As I go back in my mind to the days of the little girl, here are some of the things I find to be true about her and true about me when I choose to embrace the truth about who God made me.





  • absolutely fascinated by nature – restored by being out in the woods, on a mountain or by the ocean
  • delights in making things, creating beauty
  • loves word play (not word games) by reading or turning a phrase – creating word pictures and rhyming words
  • observant and sensitive
  • loves flowers and bright colors
  • hopeful and imaginative
  • surprisingly bold for an introverted child playing the role of caretaker/pleaser
  • sentimental, and with this comes a place in my heart for valuing the good in the people I grew up around and with
  • love for and appreciation of the elderly
  • a free spirit – able to wonder, play and dream for hours without any other type of entertainment
  • loves learning without the need to be an expert, but purely for the joy of learning
  • feisty and determined – helps me keep moving forward when things get tough
  • love for animals particularly horses, puppies and kittens
  • traveled the world through books – fascinated by geography, folk tales and wild animals and their habitats

Connecting with these parts of myself are reminders of how curious I am and why I was willing to capture a slimy banana slug and take it home to share with my girls, or put a caterpillar in a jar to watch the metamorphosis from chrysalis to butterfly. Some things I have remembered about the little girl me has opened up places of creativity long forgotten. In growing up and leaving behind important parts of the child me, I found myself taking on others’ beliefs about the good in life and forgetting the delight I took as a child in these gifts.
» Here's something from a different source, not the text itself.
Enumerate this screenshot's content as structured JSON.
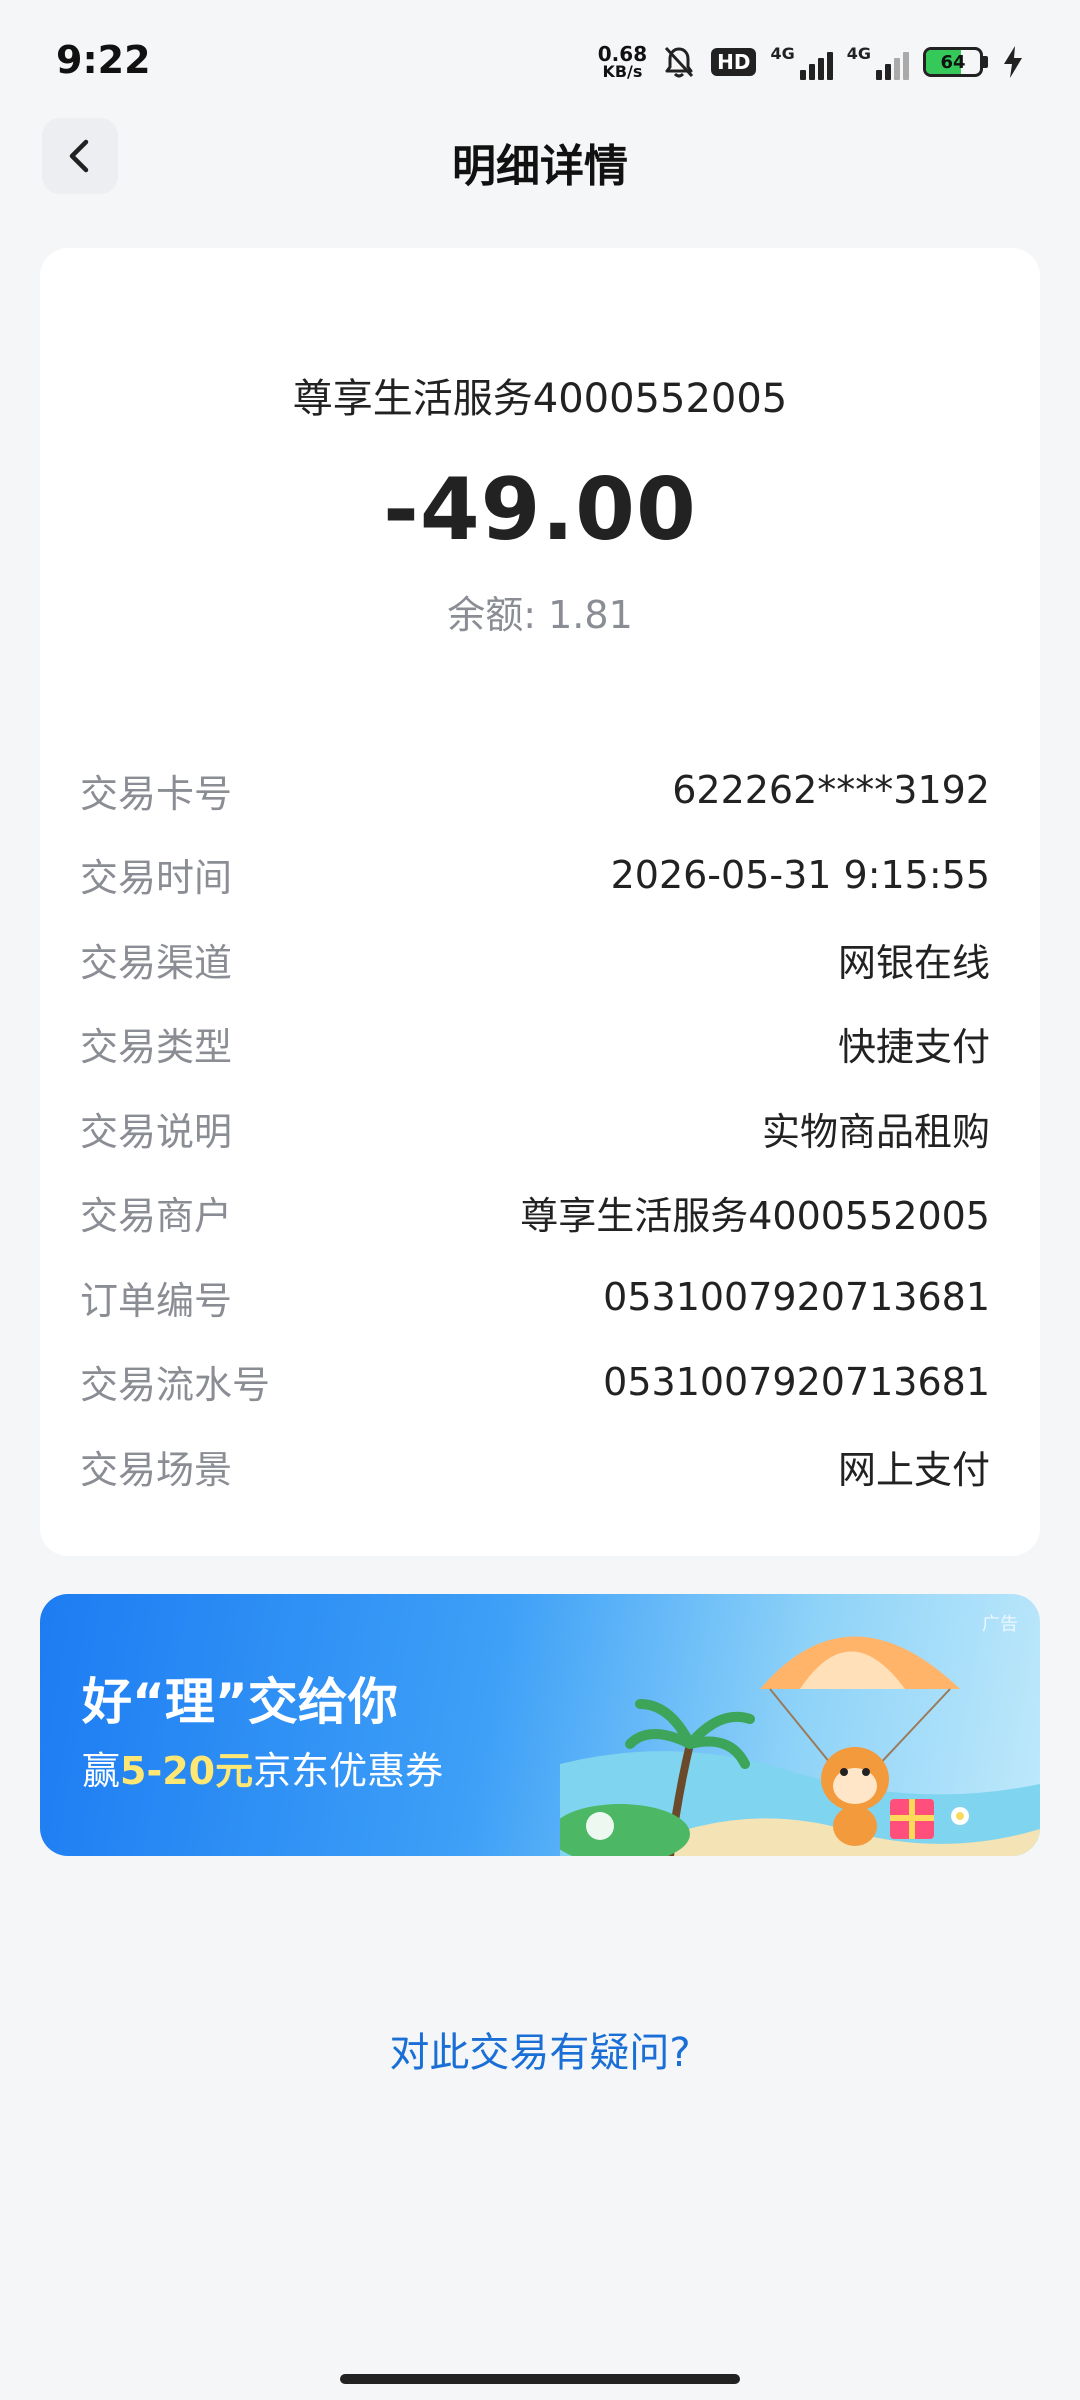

When my girls were young we got a kitten. The adults in my childhood family did not like cats, and eventually I was convinced I didn’t like cats either. But after we got Sassy for our girls I began to remember how much I loved furry, purring kittens. I remembered the times I managed to get a kitten for myself as a little girl in spite of the adults’ inability to appreciate that a cat could be a pet and weren’t just for mousing. Recently spending more time with elderly people reminded me of how blessed I was to grow up with so many elderly people in my life. I learned to appreciate and value the elderly. Accepting my desire to learn doesn’t mean I have to be an expert but to let myself embrace learning for the surprise and wonder it keeps alive in me.

Your turn. Think back to the child you left behind. Are you surprised by anything? What are the things you do today that remind you of your younger self? Is there any freedom, openness or creativity you remember and long to embrace and live out in your life again? In case you find yourself a little put off by the idea, I am not talking about childishness but child-like qualities that are true of you and compliment the adult you. What influenced you toward good? What delighted you? What made you curious? How can you incorporate more of this in your life today?